Dear Family and Friends,
For the last couple of months high up in the branches of the Musasa trees in and around my garden a Goshawk has been rearing her chick. It’s been a noisy affair that has dominated the area and left most other birds well and truly intimidated and keeping out of sight. Regardless of the wind, rain or fierce lightning storms, the Goshawks haven’t missed a day: whistling, calling and screeching.
The youngster has a seemingly insatiable appetite and screeches again and again for more. From one particular Musasa tree with a good vantage the mother and chick have launched their daily attacks, dropping and pouncing on anything that moves. When that same Musasa tree took a direct lightning strike recently and shed all its leaves, suddenly everything changed and the predators became easily visible to all below.

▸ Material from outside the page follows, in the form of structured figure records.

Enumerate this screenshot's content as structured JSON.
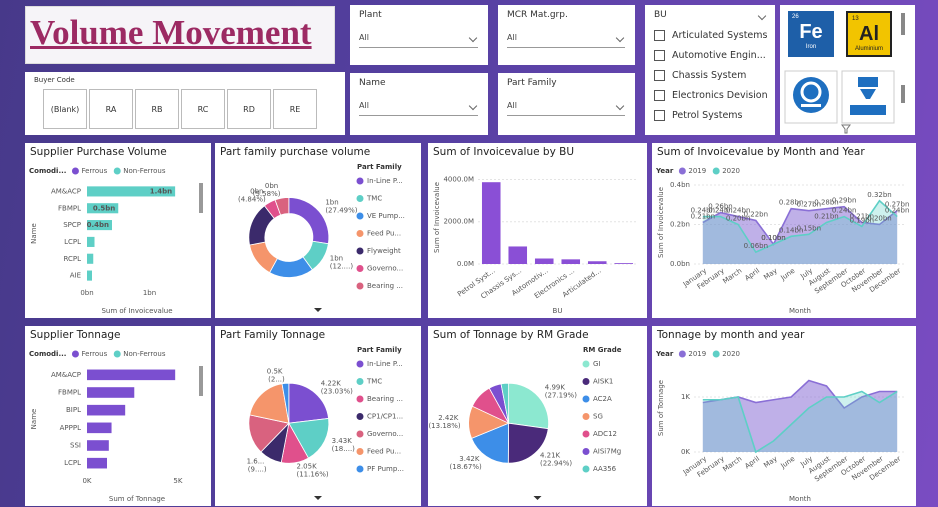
{
  "header": {
    "title": "Volume Movement"
  },
  "slicers": {
    "buyer_code": {
      "label": "Buyer Code",
      "options": [
        "(Blank)",
        "RA",
        "RB",
        "RC",
        "RD",
        "RE"
      ]
    },
    "plant": {
      "label": "Plant",
      "value": "All"
    },
    "mcr": {
      "label": "MCR Mat.grp.",
      "value": "All"
    },
    "name": {
      "label": "Name",
      "value": "All"
    },
    "part_family": {
      "label": "Part Family",
      "value": "All"
    },
    "bu": {
      "label": "BU",
      "options": [
        "Articulated Systems",
        "Automotive Engin...",
        "Chassis System",
        "Electronics Devision",
        "Petrol Systems"
      ]
    }
  },
  "tiles": [
    {
      "number": "26",
      "symbol": "Fe",
      "name": "Iron"
    },
    {
      "number": "13",
      "symbol": "Al",
      "name": "Aluminium"
    }
  ],
  "chart_data": [
    {
      "type": "hbar",
      "title": "Supplier Purchase Volume",
      "legend_title": "Comodi...",
      "categories": [
        "AM&ACP",
        "FBMPL",
        "SPCP",
        "LCPL",
        "RCPL",
        "AIE"
      ],
      "series": [
        {
          "name": "Ferrous",
          "color": "#7b4fd0",
          "values": [
            null,
            null,
            null,
            null,
            null,
            null
          ]
        },
        {
          "name": "Non-Ferrous",
          "color": "#5ecfc6",
          "values": [
            1.41,
            0.5,
            0.4,
            0.12,
            0.1,
            0.08
          ],
          "value_labels": [
            "1.4bn",
            "0.5bn",
            "0.4bn",
            null,
            null,
            null
          ]
        }
      ],
      "xlim": [
        0,
        1.6
      ],
      "xticks": [
        {
          "value": 0,
          "label": "0bn"
        },
        {
          "value": 1,
          "label": "1bn"
        }
      ],
      "xlabel": "Sum of Invoicevalue",
      "ylabel": "Name"
    },
    {
      "type": "donut",
      "title": "Part family purchase volume",
      "legend_title": "Part Family",
      "categories": [
        "In-Line P...",
        "TMC",
        "VE Pump...",
        "Feed Pu...",
        "Flyweight",
        "Governo...",
        "Bearing ..."
      ],
      "colors": [
        "#7b4fd0",
        "#5ecfc6",
        "#3d8ee8",
        "#f5956b",
        "#3b2a6b",
        "#e0508c",
        "#d9627f"
      ],
      "values": [
        27.49,
        12.5,
        18,
        14,
        17.59,
        4.84,
        5.58
      ],
      "value_labels": [
        "1bn (27.49%)",
        "1bn (12....)",
        null,
        null,
        null,
        "0bn (4.84%)",
        "0bn (5.58%)"
      ]
    },
    {
      "type": "bar",
      "title": "Sum of Invoicevalue by BU",
      "categories": [
        "Petrol Syst...",
        "Chassis Sys...",
        "Automotiv...",
        "Electronics ...",
        "Articulated...",
        null
      ],
      "values": [
        3870,
        830,
        260,
        220,
        130,
        40
      ],
      "color": "#8a4fd6",
      "ylim": [
        0,
        4400
      ],
      "yticks": [
        {
          "value": 0,
          "label": "0.0M"
        },
        {
          "value": 2000,
          "label": "2000.0M"
        },
        {
          "value": 4000,
          "label": "4000.0M"
        }
      ],
      "grid": true,
      "xlabel": "BU",
      "ylabel": "Sum of Invoicevalue"
    },
    {
      "type": "area",
      "title": "Sum of Invoicevalue by Month and Year",
      "legend_title": "Year",
      "categories": [
        "January",
        "February",
        "March",
        "April",
        "May",
        "June",
        "July",
        "August",
        "September",
        "October",
        "November",
        "December"
      ],
      "series": [
        {
          "name": "2019",
          "color": "#8a6fd6",
          "values": [
            0.21,
            0.26,
            0.24,
            0.22,
            0.1,
            0.28,
            0.27,
            0.28,
            0.29,
            0.21,
            0.2,
            0.27
          ],
          "value_labels": [
            "0.21bn",
            "0.26bn",
            "0.24bn",
            "0.22bn",
            "0.10bn",
            "0.28bn",
            "0.27bn",
            "0.28bn",
            "0.29bn",
            "0.21bn",
            "0.20bn",
            "0.27bn"
          ]
        },
        {
          "name": "2020",
          "color": "#5ecfc6",
          "values": [
            0.24,
            0.24,
            0.2,
            0.06,
            0.1,
            0.14,
            0.15,
            0.21,
            0.24,
            0.19,
            0.32,
            0.24
          ],
          "value_labels": [
            "0.24bn",
            "0.24bn",
            "0.20bn",
            "0.06bn",
            "0.10bn",
            "0.14bn",
            "0.15bn",
            "0.21bn",
            "0.24bn",
            "0.19bn",
            "0.32bn",
            "0.24bn"
          ]
        }
      ],
      "ylim": [
        0,
        0.42
      ],
      "yticks": [
        {
          "value": 0,
          "label": "0.0bn"
        },
        {
          "value": 0.2,
          "label": "0.2bn"
        },
        {
          "value": 0.4,
          "label": "0.4bn"
        }
      ],
      "grid": true,
      "xlabel": "Month",
      "ylabel": "Sum of Invoicevalue"
    },
    {
      "type": "hbar",
      "title": "Supplier Tonnage",
      "legend_title": "Comodi...",
      "categories": [
        "AM&ACP",
        "FBMPL",
        "BIPL",
        "APPPL",
        "SSI",
        "LCPL"
      ],
      "series": [
        {
          "name": "Ferrous",
          "color": "#7b4fd0",
          "values": [
            4.85,
            2.6,
            2.1,
            1.35,
            1.2,
            1.1
          ]
        },
        {
          "name": "Non-Ferrous",
          "color": "#5ecfc6",
          "values": [
            null,
            null,
            null,
            null,
            null,
            null
          ]
        }
      ],
      "xlim": [
        0,
        5.5
      ],
      "xticks": [
        {
          "value": 0,
          "label": "0K"
        },
        {
          "value": 5,
          "label": "5K"
        }
      ],
      "xlabel": "Sum of Tonnage",
      "ylabel": "Name"
    },
    {
      "type": "pie",
      "title": "Part Family Tonnage",
      "legend_title": "Part Family",
      "categories": [
        "In-Line P...",
        "TMC",
        "Bearing ...",
        "CP1/CP1...",
        "Governo...",
        "Feed Pu...",
        "PF Pump..."
      ],
      "colors": [
        "#7b4fd0",
        "#5ecfc6",
        "#e0508c",
        "#3b2a6b",
        "#d9627f",
        "#f5956b",
        "#3d8ee8"
      ],
      "values": [
        23.03,
        18.7,
        11.16,
        9.2,
        16,
        18.91,
        2.7
      ],
      "value_labels": [
        "4.22K (23.03%)",
        "3.43K (18....)",
        "2.05K (11.16%)",
        "1.6... (9....)",
        null,
        null,
        "0.5K (2...)"
      ]
    },
    {
      "type": "pie",
      "title": "Sum of Tonnage by RM Grade",
      "legend_title": "RM Grade",
      "categories": [
        "GI",
        "AISK1",
        "AC2A",
        "SG",
        "ADC12",
        "AISi7Mg",
        "AA356"
      ],
      "colors": [
        "#8ce8d0",
        "#4a2a7a",
        "#3d8ee8",
        "#f5956b",
        "#e0508c",
        "#7b4fd0",
        "#5ecfc6"
      ],
      "values": [
        27.19,
        22.94,
        18.67,
        13.18,
        10,
        5,
        3.02
      ],
      "value_labels": [
        "4.99K (27.19%)",
        "4.21K (22.94%)",
        "3.42K (18.67%)",
        "2.42K (13.18%)",
        null,
        null,
        null
      ]
    },
    {
      "type": "area",
      "title": "Tonnage by month and year",
      "legend_title": "Year",
      "categories": [
        "January",
        "February",
        "March",
        "April",
        "May",
        "June",
        "July",
        "August",
        "September",
        "October",
        "November",
        "December"
      ],
      "series": [
        {
          "name": "2019",
          "color": "#8a6fd6",
          "values": [
            0.9,
            0.95,
            1.0,
            0.9,
            0.95,
            1.0,
            1.3,
            1.2,
            0.8,
            1.0,
            1.1,
            1.1
          ]
        },
        {
          "name": "2020",
          "color": "#5ecfc6",
          "values": [
            0.95,
            0.95,
            1.0,
            0.0,
            0.2,
            0.5,
            0.8,
            1.0,
            1.0,
            1.1,
            0.9,
            1.1
          ]
        }
      ],
      "ylim": [
        0,
        1.6
      ],
      "yticks": [
        {
          "value": 0,
          "label": "0K"
        },
        {
          "value": 1,
          "label": "1K"
        }
      ],
      "grid": true,
      "xlabel": "Month",
      "ylabel": "Sum of Tonnage"
    }
  ]
}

The predator in my garden feels very much like life in Zimbabwe in 2017; we are rapidly returning to the conditions of 2008 but this time we can see clearly and no one is fooled as to who is to blame for the economic crisis. The It’s almost a year ago to the day that President Mugabe admitted in an interview to mark his 92nd birthday that US$13 billion worth of diamond revenue had gone missing. President Mugabe turns 93 in four days time and in the past year, since his damning revelation about the missing US$13 billion, not a single dollar has been found or a single person held to account.
It’s like the Musasa tree hit by lightning in my garden: there’s nowhere to hide anymore and no one else to blame: not white Zimbabweans, not farmers, not opposition parties, not sanctions and not the West. Everyone knows why we’ve run out of money and who is to blame.